Si va verso la conta del Parlamento e sembra proprio che il presidente sia ormai deciso a verificare il grado di responsabilità delle forze politiche. E forse, dopo alcuni attacchi personali piovuti dal centrodestra, Mattarella vorrà osservare come i partiti si prenderanno la responsabilità di questa corsa alle urne di fronte all’opinione pubblica.

Le porte del Quirinale sono sempre aperte a chi portasse novità tali da formare in extremis un Governo politico ma ora più che mai devono comunicarle direttamente e formalmente al presidente.

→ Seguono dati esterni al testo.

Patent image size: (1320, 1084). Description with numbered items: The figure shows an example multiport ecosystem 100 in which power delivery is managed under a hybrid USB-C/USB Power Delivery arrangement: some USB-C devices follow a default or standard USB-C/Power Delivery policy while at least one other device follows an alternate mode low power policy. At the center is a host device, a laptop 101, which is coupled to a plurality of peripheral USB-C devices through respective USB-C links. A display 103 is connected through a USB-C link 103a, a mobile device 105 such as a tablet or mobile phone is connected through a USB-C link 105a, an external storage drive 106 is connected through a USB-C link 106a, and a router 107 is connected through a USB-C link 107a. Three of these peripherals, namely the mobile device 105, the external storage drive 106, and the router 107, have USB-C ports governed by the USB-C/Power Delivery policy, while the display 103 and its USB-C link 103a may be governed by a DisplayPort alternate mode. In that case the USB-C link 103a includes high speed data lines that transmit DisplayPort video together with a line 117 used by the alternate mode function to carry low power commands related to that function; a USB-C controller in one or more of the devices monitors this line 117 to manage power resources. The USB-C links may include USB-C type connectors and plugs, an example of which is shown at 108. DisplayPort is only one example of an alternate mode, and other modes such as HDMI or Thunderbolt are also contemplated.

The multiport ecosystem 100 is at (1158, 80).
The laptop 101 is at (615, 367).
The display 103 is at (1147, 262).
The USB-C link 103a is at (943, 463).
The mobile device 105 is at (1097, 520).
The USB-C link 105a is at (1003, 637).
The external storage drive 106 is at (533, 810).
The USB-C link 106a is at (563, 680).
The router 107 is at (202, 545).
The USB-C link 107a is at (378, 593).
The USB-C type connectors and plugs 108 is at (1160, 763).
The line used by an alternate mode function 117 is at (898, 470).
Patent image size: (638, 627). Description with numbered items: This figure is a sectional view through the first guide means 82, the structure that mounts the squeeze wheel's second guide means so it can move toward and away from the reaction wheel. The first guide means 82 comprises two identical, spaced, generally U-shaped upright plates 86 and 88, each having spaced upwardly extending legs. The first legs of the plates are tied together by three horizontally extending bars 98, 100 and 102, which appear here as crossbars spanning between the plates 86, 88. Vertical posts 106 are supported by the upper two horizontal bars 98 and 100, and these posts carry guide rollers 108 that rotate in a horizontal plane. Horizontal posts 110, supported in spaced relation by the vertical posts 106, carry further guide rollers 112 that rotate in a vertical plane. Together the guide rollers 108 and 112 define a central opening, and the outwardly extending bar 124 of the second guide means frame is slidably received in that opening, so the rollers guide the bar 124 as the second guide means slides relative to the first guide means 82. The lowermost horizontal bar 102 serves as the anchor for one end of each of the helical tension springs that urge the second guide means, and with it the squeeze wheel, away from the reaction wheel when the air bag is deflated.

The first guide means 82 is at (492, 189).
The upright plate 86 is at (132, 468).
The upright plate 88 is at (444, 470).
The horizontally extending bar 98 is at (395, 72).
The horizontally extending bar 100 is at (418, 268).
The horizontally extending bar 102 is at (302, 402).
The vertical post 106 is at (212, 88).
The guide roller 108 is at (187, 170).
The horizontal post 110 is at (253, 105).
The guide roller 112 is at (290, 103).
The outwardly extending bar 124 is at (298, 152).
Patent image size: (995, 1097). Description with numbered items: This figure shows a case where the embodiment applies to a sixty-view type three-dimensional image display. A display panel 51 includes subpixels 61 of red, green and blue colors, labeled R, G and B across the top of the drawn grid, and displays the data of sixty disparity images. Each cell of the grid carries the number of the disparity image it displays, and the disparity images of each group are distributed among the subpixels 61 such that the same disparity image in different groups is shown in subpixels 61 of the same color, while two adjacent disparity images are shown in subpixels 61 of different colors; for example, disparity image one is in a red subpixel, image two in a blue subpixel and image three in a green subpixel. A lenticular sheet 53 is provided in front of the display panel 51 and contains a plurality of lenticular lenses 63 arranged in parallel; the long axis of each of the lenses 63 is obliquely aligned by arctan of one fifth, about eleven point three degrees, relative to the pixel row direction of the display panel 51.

Un capo dello Stato che non ha cancellato i tanti impegni in Italia previsti nei prossimi giorni, a partire da un appuntamento internazionale a Fiesole che lo terrà impegnato per tutta la giornata di giovedì.

Un "arbitro" che ha capito che è arrivata l’ora di tirare fuori qualche cartellino rosso e che ove mai ci fosse un fallo da rigore, come una bocciatura del suo governo di garanzia, malvolentieri dovrebbe farsi "notare" di più dal pubblico. Una metafora calcistica usata non a caso oggi dallo stesso Mattarella incontrando i giocatori di Juve e Milan a Roma per la finale di coppa Italia. "Un arbitro può condurre bene la partita se ha un certo aiuto di correttezza dai giocatori", ha osservato con un pizzico di amarezza replicando a Gigi Buffon che gli spiegava quanto l’Italia si affidi oggi "a una persona come lei".

Mentre Lega e M5s producono sprazzi di dissociazione politica passando ritmicamente dai toni della responsabilità a quelli della campagna elettorale, ora il Quirinale tiene la barra dritta: massima apertura e disponibilità alle remote possibilità di una soluzione, minimi spazi di manovra se il governo fosse bocciato. Ad esempio la data del voto. Esclusa da tempo la finestra di giugno sarà la logica delle scelte dei partiti a indicare la data del ritorno alle urne.

Il presidente non userebbe fantasia creativa per uscire da un percorso rodato. In caso di bocciatura il capo dello Stato avrebbe due strade: provare a fare un nuovo Governo (ed è chiaro che si tratta di un’ipotesi di scuola); oppure sciogliere le Camere. E non ci sarebbero motivi per non farlo immediatamente.

Quindi, seguendo il crono-programma della crisi, dovremmo calcolare 60 giorni dallo scioglimento. Se il voto avverrà entro la settimana prossima arriveremmo al massimo al 18 maggio. Tempo utile per sciogliere e votare il 22 luglio. Se le forze politiche cambiassero idea e preferissero votare a ottobre è meglio che ci pensino in tempo.